Automotive apps used to be protected partly by their own complexity. Telematics protocols, proprietary binary formats, OEM authentication flows. Unpicking all that required a fairly specific skill set, which naturally kept the attacker pool small. AI tooling makes that expertise broadly accessible now, so that historical complexity no longer functions as a meaningful barrier.

Medical device apps tell an even sharper story. They recorded an eight-percentage-point rise in attack rates, the steepest of any vertical tracked. The report's interpretation is blunt: these are precisely the sectors where the effort required to extract value was highest, meaning AI assistance produces the largest marginal gain for attackers who previously found the return on effort too low to bother.

The geographic insulation argument also needs putting to rest. Some organisations have implicitly relied on being far from known threat clusters. Digital.ai's position is that this reliance should be made explicit, examined honestly, and then abandoned. Distance is not a defence when the tooling is global and automated.

Digital.ai CEO Derek Holt puts it plainly: the same AI used to build an app in the morning is being used to attack it in the afternoon. The question for every AppSec team is whether the application is built to defend itself from the moment it hits the store, or whether the security team is sitting around waiting to notice it has become an entry point.

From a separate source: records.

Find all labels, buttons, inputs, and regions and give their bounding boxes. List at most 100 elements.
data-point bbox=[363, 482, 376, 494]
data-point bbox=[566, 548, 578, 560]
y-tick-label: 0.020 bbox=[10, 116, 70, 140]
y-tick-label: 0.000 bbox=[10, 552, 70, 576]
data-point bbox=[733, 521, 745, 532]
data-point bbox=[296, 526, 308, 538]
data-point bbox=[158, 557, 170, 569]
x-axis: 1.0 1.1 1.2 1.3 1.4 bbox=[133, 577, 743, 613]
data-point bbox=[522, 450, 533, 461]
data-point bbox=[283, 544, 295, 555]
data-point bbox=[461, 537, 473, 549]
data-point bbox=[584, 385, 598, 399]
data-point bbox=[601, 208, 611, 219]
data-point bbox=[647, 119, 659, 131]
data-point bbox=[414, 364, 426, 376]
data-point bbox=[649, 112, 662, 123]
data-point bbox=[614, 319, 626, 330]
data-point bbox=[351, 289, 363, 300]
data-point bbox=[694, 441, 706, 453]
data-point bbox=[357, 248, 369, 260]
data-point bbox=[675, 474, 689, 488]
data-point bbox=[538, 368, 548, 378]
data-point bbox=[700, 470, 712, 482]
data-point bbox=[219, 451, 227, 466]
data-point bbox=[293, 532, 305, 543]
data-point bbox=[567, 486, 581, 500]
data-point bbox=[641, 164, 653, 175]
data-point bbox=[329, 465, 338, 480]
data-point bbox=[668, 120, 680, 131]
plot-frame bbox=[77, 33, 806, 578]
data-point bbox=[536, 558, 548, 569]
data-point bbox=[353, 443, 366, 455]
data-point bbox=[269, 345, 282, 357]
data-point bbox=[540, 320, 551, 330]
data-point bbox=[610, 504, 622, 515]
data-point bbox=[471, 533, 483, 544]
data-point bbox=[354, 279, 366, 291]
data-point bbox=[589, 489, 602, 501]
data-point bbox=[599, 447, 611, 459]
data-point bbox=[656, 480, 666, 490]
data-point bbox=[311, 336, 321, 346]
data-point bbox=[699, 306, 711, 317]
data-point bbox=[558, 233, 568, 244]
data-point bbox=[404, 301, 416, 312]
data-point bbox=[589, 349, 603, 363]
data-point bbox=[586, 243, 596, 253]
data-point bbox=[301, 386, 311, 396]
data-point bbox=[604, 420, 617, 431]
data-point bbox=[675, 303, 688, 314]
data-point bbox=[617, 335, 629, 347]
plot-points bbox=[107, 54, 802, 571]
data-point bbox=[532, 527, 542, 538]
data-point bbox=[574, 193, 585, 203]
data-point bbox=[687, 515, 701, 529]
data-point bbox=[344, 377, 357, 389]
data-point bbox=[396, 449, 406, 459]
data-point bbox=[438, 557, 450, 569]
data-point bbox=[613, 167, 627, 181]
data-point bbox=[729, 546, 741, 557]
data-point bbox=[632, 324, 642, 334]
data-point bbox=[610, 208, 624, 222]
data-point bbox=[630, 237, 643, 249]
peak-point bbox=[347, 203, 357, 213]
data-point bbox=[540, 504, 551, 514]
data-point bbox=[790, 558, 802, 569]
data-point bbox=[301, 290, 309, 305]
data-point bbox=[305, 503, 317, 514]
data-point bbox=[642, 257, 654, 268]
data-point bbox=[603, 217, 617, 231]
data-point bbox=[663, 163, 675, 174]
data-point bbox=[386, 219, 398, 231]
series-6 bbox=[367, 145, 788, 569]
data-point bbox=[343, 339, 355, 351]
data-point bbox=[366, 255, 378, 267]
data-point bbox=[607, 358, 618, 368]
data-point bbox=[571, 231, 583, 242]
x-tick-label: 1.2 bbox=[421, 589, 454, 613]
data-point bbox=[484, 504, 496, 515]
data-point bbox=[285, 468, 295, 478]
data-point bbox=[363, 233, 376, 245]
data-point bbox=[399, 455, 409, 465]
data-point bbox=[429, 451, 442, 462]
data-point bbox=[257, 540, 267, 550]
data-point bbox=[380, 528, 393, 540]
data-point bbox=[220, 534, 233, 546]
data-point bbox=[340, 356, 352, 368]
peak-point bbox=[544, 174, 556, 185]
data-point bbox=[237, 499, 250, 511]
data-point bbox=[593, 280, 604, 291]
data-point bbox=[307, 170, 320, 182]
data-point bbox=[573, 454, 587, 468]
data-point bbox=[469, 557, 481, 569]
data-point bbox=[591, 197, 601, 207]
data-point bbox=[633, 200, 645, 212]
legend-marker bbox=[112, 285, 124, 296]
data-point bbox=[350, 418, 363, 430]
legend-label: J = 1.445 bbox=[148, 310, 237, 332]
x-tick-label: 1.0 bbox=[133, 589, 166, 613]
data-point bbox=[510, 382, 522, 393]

With 87% of monitored apps under active attack, waiting is simply not a viable posture.

The conclusion the report pushes towards is that defenders need to adopt agentic AI defensively to counter what attackers are already doing offensively. This is not a novel observation in principle, but the data here gives it weight. Bad actors move faster than industry because they have no compliance requirements, no change management process, and nothing to lose from breaking things. The result is an attack frequency that has risen sharply and shows no sign of slowing.

The onus is now firmly on the defensive side to close the gap.